Dienstag, 20. August 2019

Vor 20 Jahren (80): Snoopy und der Rote Baron

In der Ladenspielrunde, in die ich mich seit etwa einem Jahr erfolgreich eingeschmuggelt hatte, gab es einen Spieler, der das Absonderliche liebte. Sein bevorzugtes Genre waren Spiele mit sehr direkter Konfrontation. Andere ärgern, anderen etwas wegnehmen, anderen auf die Glocke geben: darin ging er auf! Und so musste ich schreckliche Spiele wie X PASCH oder X PASCH DELUXE über mich ergehen lassen, lernte aber auch Perlen wie FILTHY RICH oder VINCI kennen.

Und noch ganz andere Spiele. Denn besagter Mitspieler leistete sich in seiner imposanten Sammlung auch eine umfangreiche Abteilung Trash. Die lernte ich kennen, als ich einmal zu Besuch war und eigentlich nur schnell etwas abholen oder bringen wollte, aber genötigt wurde, etwas länger zu bleiben.

Wir spielten K.O.!, dessen Komplexitätsrang bei BoardGameGeek nicht bewertet ist und das ich auf der Skala von 1 bis 5 bei etwa 0,95 verorten würde: Man hämmert möglichst schnell auf einen Knopf, wodurch dem anderen Spieler Plastikscheiben weggekickt werden. Wer (nach ungefähr fünf Sekunden) keine mehr hat, ist ausgeknockt und hat verloren. Ich weiß nicht mehr, ob es dabei irgendeine Taktik gab. Auf jeden Fall hatte man Vorteile, wenn der andere vor Lachen über diese spielerische Albernheit auf den Boden sank.

Wir spielten WUFFI FLITZER (Komplexität auf der BGG-Skala von 1 bis 5: 1,00). Auch hier hämmert man wie bescheuert auf eine Taste, jetzt aber mit dem Zweck, einen idiotischen Plastikhund auf einer idiotischen Plastikrennbahn voranzubewegen. Normalerweise schnappt Wuffi sich am Ende der Bahn einen Ball und bringt ihn nach Hause. Wer drei Bälle hat, gewinnt. Manchmal schnappt der blöde Köter aber auch daneben und man muss trotzdem weiter die Taste bearbeiten, um das dumme Vieh ohne Beute nach Hause zu lotsen und es dann wieder losjagen zu können.

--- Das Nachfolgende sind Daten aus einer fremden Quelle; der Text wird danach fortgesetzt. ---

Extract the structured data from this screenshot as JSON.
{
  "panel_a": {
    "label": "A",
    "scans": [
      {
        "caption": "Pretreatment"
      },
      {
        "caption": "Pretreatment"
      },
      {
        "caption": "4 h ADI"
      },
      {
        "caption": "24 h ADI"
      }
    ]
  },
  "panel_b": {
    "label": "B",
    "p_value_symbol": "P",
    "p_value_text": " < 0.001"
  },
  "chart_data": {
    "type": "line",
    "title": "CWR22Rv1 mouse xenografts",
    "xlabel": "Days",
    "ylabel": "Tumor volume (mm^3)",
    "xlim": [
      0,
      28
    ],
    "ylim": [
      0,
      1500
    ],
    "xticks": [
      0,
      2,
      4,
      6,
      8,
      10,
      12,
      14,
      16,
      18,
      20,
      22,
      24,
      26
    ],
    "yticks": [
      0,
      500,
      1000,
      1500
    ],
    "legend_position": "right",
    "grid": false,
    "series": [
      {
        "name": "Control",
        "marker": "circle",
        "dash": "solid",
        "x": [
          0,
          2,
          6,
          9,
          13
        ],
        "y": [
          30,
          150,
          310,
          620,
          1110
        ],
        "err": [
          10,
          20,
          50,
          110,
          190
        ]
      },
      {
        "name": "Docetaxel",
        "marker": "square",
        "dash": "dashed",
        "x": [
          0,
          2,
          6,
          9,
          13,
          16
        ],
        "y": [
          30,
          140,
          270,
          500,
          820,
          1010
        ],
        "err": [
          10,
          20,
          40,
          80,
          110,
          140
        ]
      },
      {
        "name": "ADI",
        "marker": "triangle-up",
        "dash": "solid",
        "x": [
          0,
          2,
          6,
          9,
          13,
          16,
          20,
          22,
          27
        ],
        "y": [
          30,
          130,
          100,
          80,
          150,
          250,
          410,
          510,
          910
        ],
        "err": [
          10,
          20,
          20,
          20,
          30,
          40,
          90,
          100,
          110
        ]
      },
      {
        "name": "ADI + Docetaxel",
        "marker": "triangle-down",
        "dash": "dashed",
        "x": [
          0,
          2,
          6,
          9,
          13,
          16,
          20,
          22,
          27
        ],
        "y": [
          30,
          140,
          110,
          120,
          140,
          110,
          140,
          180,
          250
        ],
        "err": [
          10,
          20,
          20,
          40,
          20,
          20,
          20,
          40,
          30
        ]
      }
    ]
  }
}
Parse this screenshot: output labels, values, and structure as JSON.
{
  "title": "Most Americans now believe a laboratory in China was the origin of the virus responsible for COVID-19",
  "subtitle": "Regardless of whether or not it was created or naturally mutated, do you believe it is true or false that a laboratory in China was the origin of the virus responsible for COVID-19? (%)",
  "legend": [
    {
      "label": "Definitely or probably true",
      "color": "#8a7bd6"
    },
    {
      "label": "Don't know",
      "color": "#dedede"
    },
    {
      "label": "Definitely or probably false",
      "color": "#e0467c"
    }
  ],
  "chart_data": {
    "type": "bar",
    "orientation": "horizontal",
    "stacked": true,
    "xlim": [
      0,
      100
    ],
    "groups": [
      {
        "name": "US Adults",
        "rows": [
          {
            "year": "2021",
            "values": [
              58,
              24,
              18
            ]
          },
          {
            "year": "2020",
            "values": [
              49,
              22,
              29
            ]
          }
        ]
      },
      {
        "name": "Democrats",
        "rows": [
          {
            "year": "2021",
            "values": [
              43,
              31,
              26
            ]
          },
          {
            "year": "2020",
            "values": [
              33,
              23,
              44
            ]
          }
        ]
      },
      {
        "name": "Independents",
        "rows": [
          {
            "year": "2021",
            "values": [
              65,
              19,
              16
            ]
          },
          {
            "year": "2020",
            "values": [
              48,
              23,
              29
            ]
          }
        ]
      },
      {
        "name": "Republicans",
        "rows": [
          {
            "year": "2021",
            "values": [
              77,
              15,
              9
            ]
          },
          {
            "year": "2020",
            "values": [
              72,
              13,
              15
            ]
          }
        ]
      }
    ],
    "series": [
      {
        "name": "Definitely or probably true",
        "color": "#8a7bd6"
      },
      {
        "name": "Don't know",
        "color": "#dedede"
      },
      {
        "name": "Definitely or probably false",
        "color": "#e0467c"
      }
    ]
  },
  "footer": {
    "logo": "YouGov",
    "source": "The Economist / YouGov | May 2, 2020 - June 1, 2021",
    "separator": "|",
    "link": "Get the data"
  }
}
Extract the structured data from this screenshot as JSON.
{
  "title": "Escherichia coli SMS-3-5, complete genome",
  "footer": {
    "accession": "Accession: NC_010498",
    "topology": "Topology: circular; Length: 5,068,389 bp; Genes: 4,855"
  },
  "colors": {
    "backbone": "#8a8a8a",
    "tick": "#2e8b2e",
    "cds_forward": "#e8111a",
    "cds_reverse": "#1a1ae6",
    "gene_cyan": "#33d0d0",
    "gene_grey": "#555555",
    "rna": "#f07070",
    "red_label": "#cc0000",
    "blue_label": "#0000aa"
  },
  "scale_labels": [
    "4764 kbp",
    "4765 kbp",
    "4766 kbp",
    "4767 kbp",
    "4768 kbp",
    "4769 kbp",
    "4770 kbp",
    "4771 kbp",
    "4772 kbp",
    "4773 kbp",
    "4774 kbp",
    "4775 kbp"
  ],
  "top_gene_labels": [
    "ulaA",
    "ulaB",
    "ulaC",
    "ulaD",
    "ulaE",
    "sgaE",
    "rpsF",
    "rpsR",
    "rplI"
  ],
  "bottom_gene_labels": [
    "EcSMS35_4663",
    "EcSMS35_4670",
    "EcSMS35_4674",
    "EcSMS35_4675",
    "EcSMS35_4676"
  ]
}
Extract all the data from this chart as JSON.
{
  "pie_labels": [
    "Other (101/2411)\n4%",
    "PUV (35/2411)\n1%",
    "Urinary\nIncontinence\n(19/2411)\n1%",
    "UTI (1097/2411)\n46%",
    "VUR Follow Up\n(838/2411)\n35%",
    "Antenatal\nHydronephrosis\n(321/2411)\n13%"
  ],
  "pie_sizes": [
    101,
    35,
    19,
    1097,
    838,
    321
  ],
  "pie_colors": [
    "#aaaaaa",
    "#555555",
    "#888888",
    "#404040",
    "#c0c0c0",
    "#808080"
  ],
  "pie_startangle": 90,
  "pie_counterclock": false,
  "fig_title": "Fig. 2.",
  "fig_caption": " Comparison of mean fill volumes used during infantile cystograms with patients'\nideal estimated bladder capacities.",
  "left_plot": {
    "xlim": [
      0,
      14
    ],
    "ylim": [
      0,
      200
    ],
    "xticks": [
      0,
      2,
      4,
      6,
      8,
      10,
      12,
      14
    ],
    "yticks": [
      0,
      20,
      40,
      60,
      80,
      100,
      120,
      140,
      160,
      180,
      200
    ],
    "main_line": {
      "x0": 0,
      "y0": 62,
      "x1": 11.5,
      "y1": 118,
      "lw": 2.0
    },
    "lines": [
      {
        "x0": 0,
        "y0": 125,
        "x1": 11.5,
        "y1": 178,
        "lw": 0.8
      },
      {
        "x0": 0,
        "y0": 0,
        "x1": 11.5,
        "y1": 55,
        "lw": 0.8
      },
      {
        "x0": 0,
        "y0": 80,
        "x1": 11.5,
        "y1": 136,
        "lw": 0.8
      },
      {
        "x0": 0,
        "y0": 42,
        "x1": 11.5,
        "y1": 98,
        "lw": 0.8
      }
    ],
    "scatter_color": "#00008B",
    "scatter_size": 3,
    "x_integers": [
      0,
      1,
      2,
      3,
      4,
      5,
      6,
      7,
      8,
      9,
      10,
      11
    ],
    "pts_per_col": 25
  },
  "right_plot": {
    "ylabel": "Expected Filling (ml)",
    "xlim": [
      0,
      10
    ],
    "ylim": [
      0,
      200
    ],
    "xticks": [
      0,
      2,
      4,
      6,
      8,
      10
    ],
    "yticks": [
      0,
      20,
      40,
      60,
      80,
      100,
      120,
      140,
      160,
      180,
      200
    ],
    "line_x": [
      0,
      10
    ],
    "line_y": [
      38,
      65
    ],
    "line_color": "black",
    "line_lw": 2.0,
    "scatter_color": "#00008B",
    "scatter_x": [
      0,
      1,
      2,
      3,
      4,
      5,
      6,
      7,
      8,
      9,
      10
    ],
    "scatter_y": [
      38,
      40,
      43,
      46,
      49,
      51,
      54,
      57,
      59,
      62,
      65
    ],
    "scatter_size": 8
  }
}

Und wir spielten SNOOPY UND DER ROTE BARON. Die Komplexität auch dieses Spiels ist bei BGG mit 1,00 bewertet, was ich im Vergleich zu den anderen beiden aber unfair finde. Eine 1,01 wäre nach meiner Erinnerung durchaus verdient. In SNOOPY UND DER ROTE BARON wechseln sich die Spieler dabei ab, weiße und blaue Kugeln von einer Rampe herunterrollen zu lassen. Der jeweils andere Spieler bedient Snoopys Hundehütte, deren Dach sich auf- und zuklappen lässt. Eine Sorte Kugeln zählt Pluspunkte, die andere Minuspunkte. Also will man die eine Sorte in der Hütte fangen und die andere nicht.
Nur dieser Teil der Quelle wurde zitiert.